Martinique. Jessica 24 ans est dans un coma artificiel, grièvement brûlée dans l'incendie de son domicile à Saint-Esprit. D'après les éléments de l'enquête, il s'agirait d'un incendie criminel à la suite d'une dispute avec son petit-ami. Ne soyons plus complices, réagissons. Les hommes antillais souffrent certes de séquelles...Mais, il est temps à présent pour les femmes de refuser l'engrenage de la violence.
La violence, c’est l’absence de réciprocité quand l’un donne tout et ne reçoit rien ; quand la force est toujours dans le même camp. Là commence le piège. Bien avant la gifle.
Les violences conjugales: des chiffres éloquents
Il arrive ainsi au chiffre de 410.000 femmes déclarant en 2007 avoir subi des violences de leur conjoint ou ex-conjoint en 2005 et 2006, soit 2,3% des femmes de cette tranche d'âge. Donc, seuls environ 21% des faits donneraient lieu à une plainte, conclut l'OND.
Pour les faits dénoncés à la police et la gendarmerie, c'est la Creuse qui enregistre le plus faible nombre de cas par rapport à sa population féminine (6,1 pour 10.000 femmes). La Seine-Saint-Denis est celui qui détient le record inverse avec 50,1 faits pour 10.000 femmes.
La moyenne nationale étant de 18,7, trois autres départements sont en-dessous de 10 (Vendée, Maine-et-Loire, Ain). Les départements enregistrant des taux supérieurs à 20 sont les Bouches-du-Rhône (25,3), les départements d'outre-mer et du nord comme le Pas-de-Calais (23,2%).
Le taux dépasse 30 en Guyane, Seine-Saint-Denis et dans le Val-d'Oise.
Même si ces différences peuvent s'expliquer par une appréhension différente du phénomène par les autorités, "il serait difficile de soutenir que le taux de 50,1 de la Seine-Saint-Denis en soit pas en partie le révélateur d'un phénomène social", déclare l'OND dans son étude.
Formes de violence :
Il serait abusif de réduire la violence aux coups explique le psychiatre Philippe Brenot. Qu’elle s’exprime par la négligence, le silence, l’absence ou les mots, elle reste extrême dans les relations entre les hommes et les femmes. «Je dénonce la violence ordinaire, banale, quotidiennes, la violence, sourde et aveugle de l’existence féminine, triste héritière d’une domination masculine que beaucoup pensent disparue mais qui restent le ferment de la mésentente conjugale » écrit-il.
Marie-France, Hirigoyen auteure de Harcèlement moral et Femmes sous emprise va plus loin dans les violences faites aux femmes :
« La difficulté à repérer les violences psychologiques vient de ce que la limite en est imprécise, explique-t-elle.
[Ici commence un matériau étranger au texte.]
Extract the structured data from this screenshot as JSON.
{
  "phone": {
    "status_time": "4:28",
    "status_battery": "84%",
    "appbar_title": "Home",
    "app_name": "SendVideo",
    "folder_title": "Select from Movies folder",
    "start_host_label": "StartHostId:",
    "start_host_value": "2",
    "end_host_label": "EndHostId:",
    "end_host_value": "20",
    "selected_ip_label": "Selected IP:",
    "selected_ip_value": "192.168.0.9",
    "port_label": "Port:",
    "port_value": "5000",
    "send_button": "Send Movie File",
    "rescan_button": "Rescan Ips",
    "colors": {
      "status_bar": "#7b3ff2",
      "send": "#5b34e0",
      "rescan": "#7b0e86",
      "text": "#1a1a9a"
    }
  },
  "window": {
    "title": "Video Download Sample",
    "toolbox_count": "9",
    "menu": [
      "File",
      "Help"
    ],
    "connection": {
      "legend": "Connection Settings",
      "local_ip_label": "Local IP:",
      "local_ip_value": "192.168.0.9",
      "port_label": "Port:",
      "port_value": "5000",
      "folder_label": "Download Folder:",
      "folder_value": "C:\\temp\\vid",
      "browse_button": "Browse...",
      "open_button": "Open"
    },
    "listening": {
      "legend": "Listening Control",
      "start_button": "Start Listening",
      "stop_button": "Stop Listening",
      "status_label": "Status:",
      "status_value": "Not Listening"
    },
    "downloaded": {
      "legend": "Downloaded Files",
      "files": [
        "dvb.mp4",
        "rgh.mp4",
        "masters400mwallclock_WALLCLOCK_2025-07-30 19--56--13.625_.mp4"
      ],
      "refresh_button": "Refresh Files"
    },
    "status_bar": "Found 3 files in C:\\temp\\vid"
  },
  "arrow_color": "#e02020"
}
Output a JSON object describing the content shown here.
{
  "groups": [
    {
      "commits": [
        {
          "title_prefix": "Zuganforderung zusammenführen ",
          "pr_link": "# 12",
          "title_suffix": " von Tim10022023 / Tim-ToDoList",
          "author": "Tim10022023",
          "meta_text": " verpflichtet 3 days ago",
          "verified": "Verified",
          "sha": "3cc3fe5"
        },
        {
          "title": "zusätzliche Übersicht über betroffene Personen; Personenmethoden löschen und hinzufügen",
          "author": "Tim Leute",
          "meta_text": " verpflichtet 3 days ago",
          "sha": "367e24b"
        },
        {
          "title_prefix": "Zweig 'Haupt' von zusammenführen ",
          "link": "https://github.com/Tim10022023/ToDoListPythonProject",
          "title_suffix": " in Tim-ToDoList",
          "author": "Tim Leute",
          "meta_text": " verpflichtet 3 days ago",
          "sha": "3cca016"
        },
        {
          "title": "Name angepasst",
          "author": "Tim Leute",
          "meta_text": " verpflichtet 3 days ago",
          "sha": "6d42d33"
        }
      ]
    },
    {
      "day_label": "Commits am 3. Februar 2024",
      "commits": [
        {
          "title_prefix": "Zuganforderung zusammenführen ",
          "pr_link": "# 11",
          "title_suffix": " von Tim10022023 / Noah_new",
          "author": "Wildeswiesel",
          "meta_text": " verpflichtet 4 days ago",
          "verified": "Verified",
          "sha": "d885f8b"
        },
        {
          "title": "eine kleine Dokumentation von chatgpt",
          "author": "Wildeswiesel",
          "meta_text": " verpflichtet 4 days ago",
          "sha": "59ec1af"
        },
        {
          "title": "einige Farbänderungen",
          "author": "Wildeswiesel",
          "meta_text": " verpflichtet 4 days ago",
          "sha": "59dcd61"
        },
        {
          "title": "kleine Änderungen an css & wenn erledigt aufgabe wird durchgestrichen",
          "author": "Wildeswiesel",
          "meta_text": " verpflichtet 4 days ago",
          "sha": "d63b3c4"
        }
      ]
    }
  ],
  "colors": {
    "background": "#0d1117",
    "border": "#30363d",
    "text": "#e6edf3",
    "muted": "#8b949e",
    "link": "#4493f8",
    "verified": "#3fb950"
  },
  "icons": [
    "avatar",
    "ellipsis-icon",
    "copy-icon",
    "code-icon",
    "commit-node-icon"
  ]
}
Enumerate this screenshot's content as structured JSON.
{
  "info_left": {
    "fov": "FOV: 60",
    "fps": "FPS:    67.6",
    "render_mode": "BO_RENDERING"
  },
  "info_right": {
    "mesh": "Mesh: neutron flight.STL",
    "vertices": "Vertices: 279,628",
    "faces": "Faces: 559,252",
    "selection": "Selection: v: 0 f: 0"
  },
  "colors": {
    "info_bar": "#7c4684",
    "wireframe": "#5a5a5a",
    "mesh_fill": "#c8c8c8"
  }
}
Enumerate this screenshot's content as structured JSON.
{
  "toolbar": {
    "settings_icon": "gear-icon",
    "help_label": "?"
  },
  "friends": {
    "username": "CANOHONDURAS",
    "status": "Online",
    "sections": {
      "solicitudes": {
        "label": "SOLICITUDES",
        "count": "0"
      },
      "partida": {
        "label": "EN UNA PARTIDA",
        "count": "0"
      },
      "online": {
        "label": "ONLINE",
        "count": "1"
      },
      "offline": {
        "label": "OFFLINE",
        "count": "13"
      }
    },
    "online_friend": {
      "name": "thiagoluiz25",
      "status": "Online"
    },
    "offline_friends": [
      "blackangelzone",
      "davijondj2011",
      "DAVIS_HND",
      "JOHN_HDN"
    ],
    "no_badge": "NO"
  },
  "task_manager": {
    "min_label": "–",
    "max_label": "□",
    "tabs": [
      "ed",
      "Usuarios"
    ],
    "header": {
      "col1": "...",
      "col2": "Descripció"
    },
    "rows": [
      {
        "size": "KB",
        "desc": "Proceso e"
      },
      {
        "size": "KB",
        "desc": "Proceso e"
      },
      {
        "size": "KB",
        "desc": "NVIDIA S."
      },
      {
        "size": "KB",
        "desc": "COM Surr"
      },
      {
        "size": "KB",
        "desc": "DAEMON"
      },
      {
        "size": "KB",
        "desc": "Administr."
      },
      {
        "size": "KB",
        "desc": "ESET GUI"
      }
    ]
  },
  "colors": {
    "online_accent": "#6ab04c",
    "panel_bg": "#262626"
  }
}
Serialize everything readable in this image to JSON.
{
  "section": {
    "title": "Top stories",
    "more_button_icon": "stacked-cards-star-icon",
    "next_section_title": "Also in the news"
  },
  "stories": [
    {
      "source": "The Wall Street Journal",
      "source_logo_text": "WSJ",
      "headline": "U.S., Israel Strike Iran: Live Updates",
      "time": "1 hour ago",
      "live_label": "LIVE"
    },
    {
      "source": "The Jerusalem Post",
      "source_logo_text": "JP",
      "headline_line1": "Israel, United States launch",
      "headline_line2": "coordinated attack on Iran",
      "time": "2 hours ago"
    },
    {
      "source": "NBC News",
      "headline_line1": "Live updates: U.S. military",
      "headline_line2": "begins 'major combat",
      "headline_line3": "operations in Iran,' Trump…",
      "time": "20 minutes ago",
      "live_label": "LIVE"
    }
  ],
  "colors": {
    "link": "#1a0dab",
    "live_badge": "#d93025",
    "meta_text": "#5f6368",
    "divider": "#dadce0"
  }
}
Un même acte peut prendre des significations différentes suivant le contexte. S’il est possible d’évaluer les aspects physiques de la violence, il est en revanche beaucoup plus difficile de mesurer ce que ressent une victime de violence psychologique. »
Il s’agit moins de se demander « Est-ce que c’est normal ? » que « Est-ce que cela me convient ? » Dans un couple, la vraie difficulté, c’est de trouver une souplesse, un espace de liberté dans lequel les désirs de chacun peuvent s’épanouir.
L’un des grands classiques de la violence psychologique est l’isolement, à la fois cause et conséquence de la maltraitance.
«Ou désidé kaskod ?! An ké montre’w sa? »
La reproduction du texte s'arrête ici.